Our new implementation in the R-package hierinf provides many possibilities: two options for constructing hierarchical structures, fitting linear and logistic linear response models with possible additional adjustment for external control variables, and efficient parallel computation. Our software is a major cornerstone for enabling the practical use of hierarchical inference for GWAS, controlling the FWER. A different way of performing hierarchical inference can be done within the framework of selective inference for controlling the FDR or a conditional FDR (Brzyski et al. 2017; Heller et al. 2017).

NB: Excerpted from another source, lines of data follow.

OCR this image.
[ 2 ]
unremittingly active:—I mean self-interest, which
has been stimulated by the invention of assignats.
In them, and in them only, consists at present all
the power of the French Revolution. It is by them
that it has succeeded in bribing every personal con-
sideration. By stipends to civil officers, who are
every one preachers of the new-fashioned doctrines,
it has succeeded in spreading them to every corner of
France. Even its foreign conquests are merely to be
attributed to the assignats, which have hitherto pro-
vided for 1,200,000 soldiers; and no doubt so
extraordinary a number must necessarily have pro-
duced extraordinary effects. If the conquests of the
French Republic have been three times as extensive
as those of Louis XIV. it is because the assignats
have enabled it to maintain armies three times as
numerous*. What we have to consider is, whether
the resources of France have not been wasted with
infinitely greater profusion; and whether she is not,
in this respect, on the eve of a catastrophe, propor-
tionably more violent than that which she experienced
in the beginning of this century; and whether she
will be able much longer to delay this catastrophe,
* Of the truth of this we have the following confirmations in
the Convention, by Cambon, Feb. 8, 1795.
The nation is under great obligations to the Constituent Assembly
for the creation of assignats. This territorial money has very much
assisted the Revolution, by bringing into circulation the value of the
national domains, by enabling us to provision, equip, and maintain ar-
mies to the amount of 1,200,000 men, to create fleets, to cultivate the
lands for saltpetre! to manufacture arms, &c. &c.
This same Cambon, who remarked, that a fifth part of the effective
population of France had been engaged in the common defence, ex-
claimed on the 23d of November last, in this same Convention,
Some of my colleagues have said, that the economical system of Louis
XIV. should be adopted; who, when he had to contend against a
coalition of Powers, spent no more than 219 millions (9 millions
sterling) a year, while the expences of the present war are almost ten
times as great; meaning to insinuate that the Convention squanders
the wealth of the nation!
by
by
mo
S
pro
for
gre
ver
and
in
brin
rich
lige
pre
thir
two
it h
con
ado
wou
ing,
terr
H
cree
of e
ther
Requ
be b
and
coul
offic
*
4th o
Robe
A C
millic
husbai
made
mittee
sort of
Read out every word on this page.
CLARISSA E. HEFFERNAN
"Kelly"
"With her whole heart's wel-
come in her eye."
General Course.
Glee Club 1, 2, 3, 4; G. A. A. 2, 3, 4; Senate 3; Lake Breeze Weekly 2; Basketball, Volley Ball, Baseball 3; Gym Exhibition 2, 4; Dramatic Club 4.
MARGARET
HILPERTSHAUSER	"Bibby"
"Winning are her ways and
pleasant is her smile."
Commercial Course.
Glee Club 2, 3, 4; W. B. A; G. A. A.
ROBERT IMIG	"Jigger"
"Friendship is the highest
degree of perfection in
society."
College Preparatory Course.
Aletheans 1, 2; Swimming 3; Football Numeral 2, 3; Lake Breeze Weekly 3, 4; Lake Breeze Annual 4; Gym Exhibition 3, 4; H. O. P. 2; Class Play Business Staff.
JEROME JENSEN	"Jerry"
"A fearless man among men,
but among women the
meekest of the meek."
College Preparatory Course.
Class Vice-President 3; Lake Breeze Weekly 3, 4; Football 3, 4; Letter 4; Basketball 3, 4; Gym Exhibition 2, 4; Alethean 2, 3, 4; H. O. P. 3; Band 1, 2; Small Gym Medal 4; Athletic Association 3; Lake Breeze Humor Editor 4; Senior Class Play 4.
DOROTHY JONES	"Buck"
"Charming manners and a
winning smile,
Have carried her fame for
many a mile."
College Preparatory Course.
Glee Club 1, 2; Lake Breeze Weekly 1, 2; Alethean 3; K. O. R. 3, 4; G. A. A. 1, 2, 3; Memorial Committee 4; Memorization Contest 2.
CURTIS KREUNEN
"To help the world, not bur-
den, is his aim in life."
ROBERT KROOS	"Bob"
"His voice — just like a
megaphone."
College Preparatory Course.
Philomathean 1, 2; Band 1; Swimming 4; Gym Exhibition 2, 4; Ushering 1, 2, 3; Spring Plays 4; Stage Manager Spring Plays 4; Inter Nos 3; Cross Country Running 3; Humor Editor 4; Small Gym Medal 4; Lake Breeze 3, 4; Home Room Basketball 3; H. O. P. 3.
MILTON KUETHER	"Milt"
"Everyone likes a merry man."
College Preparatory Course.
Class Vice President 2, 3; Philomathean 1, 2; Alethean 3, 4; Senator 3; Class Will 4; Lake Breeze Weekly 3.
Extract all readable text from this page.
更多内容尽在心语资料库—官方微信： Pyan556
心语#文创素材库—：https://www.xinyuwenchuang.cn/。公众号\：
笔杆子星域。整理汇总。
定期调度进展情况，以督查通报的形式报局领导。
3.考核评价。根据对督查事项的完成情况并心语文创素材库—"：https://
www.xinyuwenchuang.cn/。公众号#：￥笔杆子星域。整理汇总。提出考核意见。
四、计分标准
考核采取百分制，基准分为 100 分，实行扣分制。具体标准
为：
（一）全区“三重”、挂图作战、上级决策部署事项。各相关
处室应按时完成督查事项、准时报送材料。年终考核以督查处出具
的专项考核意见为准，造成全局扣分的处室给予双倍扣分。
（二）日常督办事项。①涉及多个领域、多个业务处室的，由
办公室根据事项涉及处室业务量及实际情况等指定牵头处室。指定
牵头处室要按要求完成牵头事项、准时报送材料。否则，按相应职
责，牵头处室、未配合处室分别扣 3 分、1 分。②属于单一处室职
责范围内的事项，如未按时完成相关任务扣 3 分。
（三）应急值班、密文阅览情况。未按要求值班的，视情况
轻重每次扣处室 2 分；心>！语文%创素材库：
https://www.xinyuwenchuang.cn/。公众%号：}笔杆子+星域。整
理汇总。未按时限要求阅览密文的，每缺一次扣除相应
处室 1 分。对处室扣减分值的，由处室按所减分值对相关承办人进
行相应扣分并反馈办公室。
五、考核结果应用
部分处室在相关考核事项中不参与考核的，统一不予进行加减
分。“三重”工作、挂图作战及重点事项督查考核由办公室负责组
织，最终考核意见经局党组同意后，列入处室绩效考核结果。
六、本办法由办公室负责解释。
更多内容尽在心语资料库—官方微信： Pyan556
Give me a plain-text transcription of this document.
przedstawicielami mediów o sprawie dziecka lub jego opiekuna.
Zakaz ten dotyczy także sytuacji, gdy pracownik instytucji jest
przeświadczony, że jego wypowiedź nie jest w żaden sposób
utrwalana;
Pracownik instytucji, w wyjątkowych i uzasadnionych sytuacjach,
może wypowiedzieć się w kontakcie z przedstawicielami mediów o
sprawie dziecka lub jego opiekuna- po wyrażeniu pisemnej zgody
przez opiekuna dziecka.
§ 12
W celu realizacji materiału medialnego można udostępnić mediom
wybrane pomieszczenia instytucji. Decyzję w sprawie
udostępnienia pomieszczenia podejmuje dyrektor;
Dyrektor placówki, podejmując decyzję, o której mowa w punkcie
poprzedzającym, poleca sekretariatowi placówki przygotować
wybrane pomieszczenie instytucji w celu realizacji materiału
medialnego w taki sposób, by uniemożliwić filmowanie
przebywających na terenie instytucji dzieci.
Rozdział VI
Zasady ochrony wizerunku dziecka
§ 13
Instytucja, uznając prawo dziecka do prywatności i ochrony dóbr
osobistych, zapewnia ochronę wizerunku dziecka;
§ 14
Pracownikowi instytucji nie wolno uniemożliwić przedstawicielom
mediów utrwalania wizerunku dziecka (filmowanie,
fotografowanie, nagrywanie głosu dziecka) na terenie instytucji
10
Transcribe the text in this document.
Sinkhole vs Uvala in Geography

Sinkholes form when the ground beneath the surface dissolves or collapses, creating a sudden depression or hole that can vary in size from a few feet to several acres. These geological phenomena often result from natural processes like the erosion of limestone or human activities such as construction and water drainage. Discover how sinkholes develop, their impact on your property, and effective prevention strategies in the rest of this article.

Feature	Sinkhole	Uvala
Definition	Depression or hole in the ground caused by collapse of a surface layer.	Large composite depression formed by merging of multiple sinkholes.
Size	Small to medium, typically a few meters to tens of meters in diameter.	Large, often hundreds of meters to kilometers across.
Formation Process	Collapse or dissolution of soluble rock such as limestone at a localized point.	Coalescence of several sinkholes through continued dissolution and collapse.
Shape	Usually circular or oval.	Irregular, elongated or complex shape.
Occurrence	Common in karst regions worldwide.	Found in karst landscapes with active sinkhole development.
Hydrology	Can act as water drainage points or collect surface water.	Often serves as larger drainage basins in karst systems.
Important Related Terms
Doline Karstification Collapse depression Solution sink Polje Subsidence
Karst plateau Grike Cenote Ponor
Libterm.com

Many open problems remain. Among them, we name here a few. (1) The issue of hidden confounders: even when taking all measured SNPs into the analysis, unobserved confounding can lead to spurious and wrong associations. An extreme example is given by Novembre et al. (2008), and mixed models (Rakitsch et al. 2013; Zhou et al. 2013) may only account in part for hidden confounders. (2) Another point is the debate whether the familywise error rate (FWER) is a too strict criterion to work with, in contrast to the false discovery rate (FDR): the FWER is simpler to control, especially in hierarchical and closed testing schemes. We refer also to Goeman and Solari (2011) for an interesting discussion on this point. In the classical non-hierarchical inference, the ranking about significance of single hypotheses is not influenced whether the user chooses adjustment of p values with the Bonferroni–Holm or the Benjamini–Hochberg procedure to control the FWER or FDR, respectively. In the hierarchical case though, this remains unclear. In addition, the p values from multi-sample splitting, as used in our procedure and software, might be unreliable: it is challenging, in particular for logistic regression (Sur and Candès 2019), to come up with reliable and powerful p values for testing single or groups of regression coefficients which are reliable and powerful in high-dimensional settings. (3) The role of the hierarchy is an issue of power, as long as we assume fixed design and a correct model specification. The FWER control holds for any fixed hierarchical structure, but the power typically depends on the chosen hierarchy. We have not considered here the region-based approach from Meijer et al. (2015) which allows for a supervised form of the groups or clusters at the price of a more severe multiple testing correction: in absence of a broad comparison, we do not want to give general recommendations. Our view is (in part) to enable the users to try our approach and make their own judgment: our R-software package hierinf should provide substantial support to do so.